Treat the state as immutable during the transition. Compute the next state, then replace the old one. The compiler will force this discipline.
When to use this approach
Rust offers several ways to model state. Pick the right tool based on complexity and distribution.
Use an enum-based FSM when the number of states is small and transitions are local. The match expression stays readable, and the compiler catches missing cases. This is the default choice for most state machines in Rust.
Use the State pattern with traits when transitions are complex and distributed across many modules.

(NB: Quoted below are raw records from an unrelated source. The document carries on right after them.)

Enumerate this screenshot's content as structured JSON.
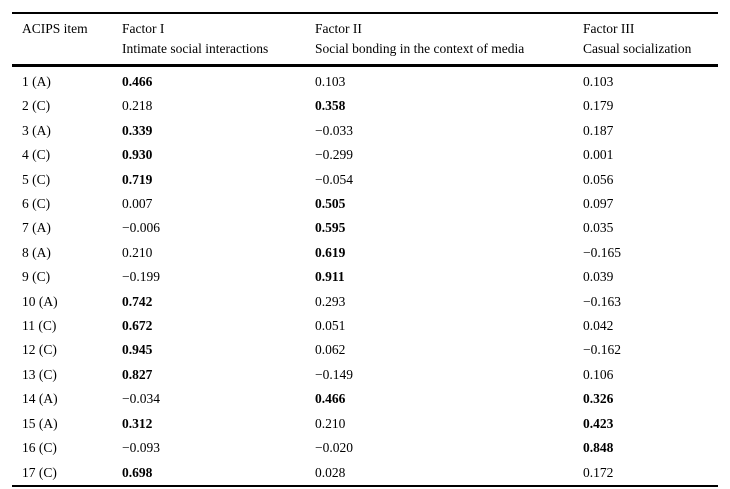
{
  "colors": {
    "text": "#000000",
    "background": "#ffffff",
    "border": "#000000"
  },
  "table": {
    "columns": [
      {
        "label": "ACIPS item",
        "sublabel": ""
      },
      {
        "label": "Factor I",
        "sublabel": "Intimate social interactions"
      },
      {
        "label": "Factor II",
        "sublabel": "Social bonding in the context of media"
      },
      {
        "label": "Factor III",
        "sublabel": "Casual socialization"
      }
    ],
    "rows": [
      {
        "item": "1 (A)",
        "f1": "0.466",
        "f1_bold": true,
        "f2": "0.103",
        "f2_bold": false,
        "f3": "0.103",
        "f3_bold": false
      },
      {
        "item": "2 (C)",
        "f1": "0.218",
        "f1_bold": false,
        "f2": "0.358",
        "f2_bold": true,
        "f3": "0.179",
        "f3_bold": false
      },
      {
        "item": "3 (A)",
        "f1": "0.339",
        "f1_bold": true,
        "f2": "−0.033",
        "f2_bold": false,
        "f3": "0.187",
        "f3_bold": false
      },
      {
        "item": "4 (C)",
        "f1": "0.930",
        "f1_bold": true,
        "f2": "−0.299",
        "f2_bold": false,
        "f3": "0.001",
        "f3_bold": false
      },
      {
        "item": "5 (C)",
        "f1": "0.719",
        "f1_bold": true,
        "f2": "−0.054",
        "f2_bold": false,
        "f3": "0.056",
        "f3_bold": false
      },
      {
        "item": "6 (C)",
        "f1": "0.007",
        "f1_bold": false,
        "f2": "0.505",
        "f2_bold": true,
        "f3": "0.097",
        "f3_bold": false
      },
      {
        "item": "7 (A)",
        "f1": "−0.006",
        "f1_bold": false,
        "f2": "0.595",
        "f2_bold": true,
        "f3": "0.035",
        "f3_bold": false
      },
      {
        "item": "8 (A)",
        "f1": "0.210",
        "f1_bold": false,
        "f2": "0.619",
        "f2_bold": true,
        "f3": "−0.165",
        "f3_bold": false
      },
      {
        "item": "9 (C)",
        "f1": "−0.199",
        "f1_bold": false,
        "f2": "0.911",
        "f2_bold": true,
        "f3": "0.039",
        "f3_bold": false
      },
      {
        "item": "10 (A)",
        "f1": "0.742",
        "f1_bold": true,
        "f2": "0.293",
        "f2_bold": false,
        "f3": "−0.163",
        "f3_bold": false
      },
      {
        "item": "11 (C)",
        "f1": "0.672",
        "f1_bold": true,
        "f2": "0.051",
        "f2_bold": false,
        "f3": "0.042",
        "f3_bold": false
      },
      {
        "item": "12 (C)",
        "f1": "0.945",
        "f1_bold": true,
        "f2": "0.062",
        "f2_bold": false,
        "f3": "−0.162",
        "f3_bold": false
      },
      {
        "item": "13 (C)",
        "f1": "0.827",
        "f1_bold": true,
        "f2": "−0.149",
        "f2_bold": false,
        "f3": "0.106",
        "f3_bold": false
      },
      {
        "item": "14 (A)",
        "f1": "−0.034",
        "f1_bold": false,
        "f2": "0.466",
        "f2_bold": true,
        "f3": "0.326",
        "f3_bold": true
      },
      {
        "item": "15 (A)",
        "f1": "0.312",
        "f1_bold": true,
        "f2": "0.210",
        "f2_bold": false,
        "f3": "0.423",
        "f3_bold": true
      },
      {
        "item": "16 (C)",
        "f1": "−0.093",
        "f1_bold": false,
        "f2": "−0.020",
        "f2_bold": false,
        "f3": "0.848",
        "f3_bold": true
      },
      {
        "item": "17 (C)",
        "f1": "0.698",
        "f1_bold": true,
        "f2": "0.028",
        "f2_bold": false,
        "f3": "0.172",
        "f3_bold": false
      }
    ]
  }
}
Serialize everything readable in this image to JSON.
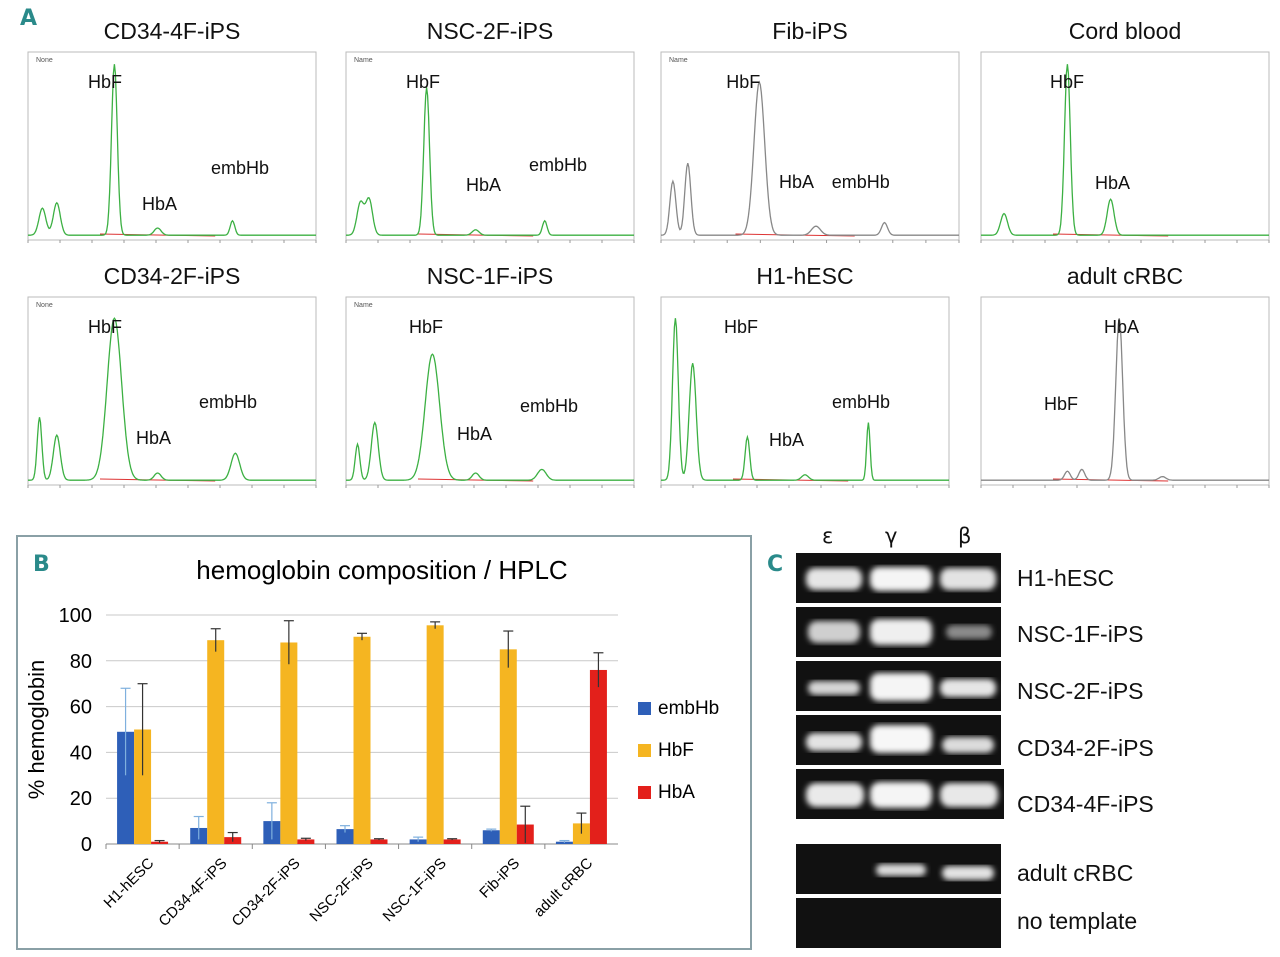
{
  "panel_a": {
    "letter": "A",
    "chromatograms": [
      {
        "title": "CD34-4F-iPS",
        "labels": [
          "HbF",
          "HbA",
          "embHb"
        ],
        "color": "#3cb043",
        "legend": "None"
      },
      {
        "title": "NSC-2F-iPS",
        "labels": [
          "HbF",
          "HbA",
          "embHb"
        ],
        "color": "#3cb043",
        "legend": "Name"
      },
      {
        "title": "Fib-iPS",
        "labels": [
          "HbF",
          "HbA",
          "embHb"
        ],
        "color": "#888888",
        "legend": "Name"
      },
      {
        "title": "Cord blood",
        "labels": [
          "HbF",
          "HbA"
        ],
        "color": "#3cb043",
        "legend": ""
      },
      {
        "title": "CD34-2F-iPS",
        "labels": [
          "HbF",
          "HbA",
          "embHb"
        ],
        "color": "#3cb043",
        "legend": "None"
      },
      {
        "title": "NSC-1F-iPS",
        "labels": [
          "HbF",
          "HbA",
          "embHb"
        ],
        "color": "#3cb043",
        "legend": "Name"
      },
      {
        "title": "H1-hESC",
        "labels": [
          "HbF",
          "HbA",
          "embHb"
        ],
        "color": "#3cb043",
        "legend": ""
      },
      {
        "title": "adult cRBC",
        "labels": [
          "HbA",
          "HbF"
        ],
        "color": "#888888",
        "legend": ""
      }
    ]
  },
  "panel_b": {
    "letter": "B"
  },
  "chart_data": {
    "type": "bar",
    "title": "hemoglobin composition / HPLC",
    "ylabel": "% hemoglobin",
    "xlabel": "",
    "ylim": [
      0,
      100
    ],
    "yticks": [
      0,
      20,
      40,
      60,
      80,
      100
    ],
    "grid": true,
    "legend_position": "right",
    "categories": [
      "H1-hESC",
      "CD34-4F-iPS",
      "CD34-2F-iPS",
      "NSC-2F-iPS",
      "NSC-1F-iPS",
      "Fib-iPS",
      "adult cRBC"
    ],
    "series": [
      {
        "name": "embHb",
        "color": "#2e5fb8",
        "values": [
          49,
          7,
          10,
          6.5,
          2,
          6,
          1
        ],
        "errors": [
          19,
          5,
          8,
          1.5,
          1,
          0.5,
          0.5
        ]
      },
      {
        "name": "HbF",
        "color": "#f5b521",
        "values": [
          50,
          89,
          88,
          90.5,
          95.5,
          85,
          9
        ],
        "errors": [
          20,
          5,
          9.5,
          1.5,
          1.5,
          8,
          4.5
        ]
      },
      {
        "name": "HbA",
        "color": "#e3201b",
        "values": [
          1,
          3,
          2,
          2,
          2,
          8.5,
          76
        ],
        "errors": [
          0.5,
          2,
          0.5,
          0.3,
          0.3,
          8,
          7.5
        ]
      }
    ]
  },
  "panel_c": {
    "letter": "C",
    "lanes": [
      "ε",
      "γ",
      "β"
    ],
    "rows": [
      "H1-hESC",
      "NSC-1F-iPS",
      "NSC-2F-iPS",
      "CD34-2F-iPS",
      "CD34-4F-iPS",
      "adult cRBC",
      "no template"
    ]
  }
}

Each state becomes a struct implementing a trait, and the transition logic lives inside the state. This adds indirection and runtime cost, but it lets you split the code across files.
Use a library like xstatrs when you need visualization, serialization, or complex guards that make manual code too verbose. Libraries handle boilerplate and provide tools for debugging. They add a dependency, so weigh the cost against the benefit.
Reach for simple if/else chains when the logic is linear and state is just a flag. An FSM adds structure you don't need. If the system only has two states and one transition, a boolean is enough.
Counter-intuitive but true: the more states you add, the more value the enum gives you. The compiler's exhaustiveness check becomes a powerful asset as the machine grows.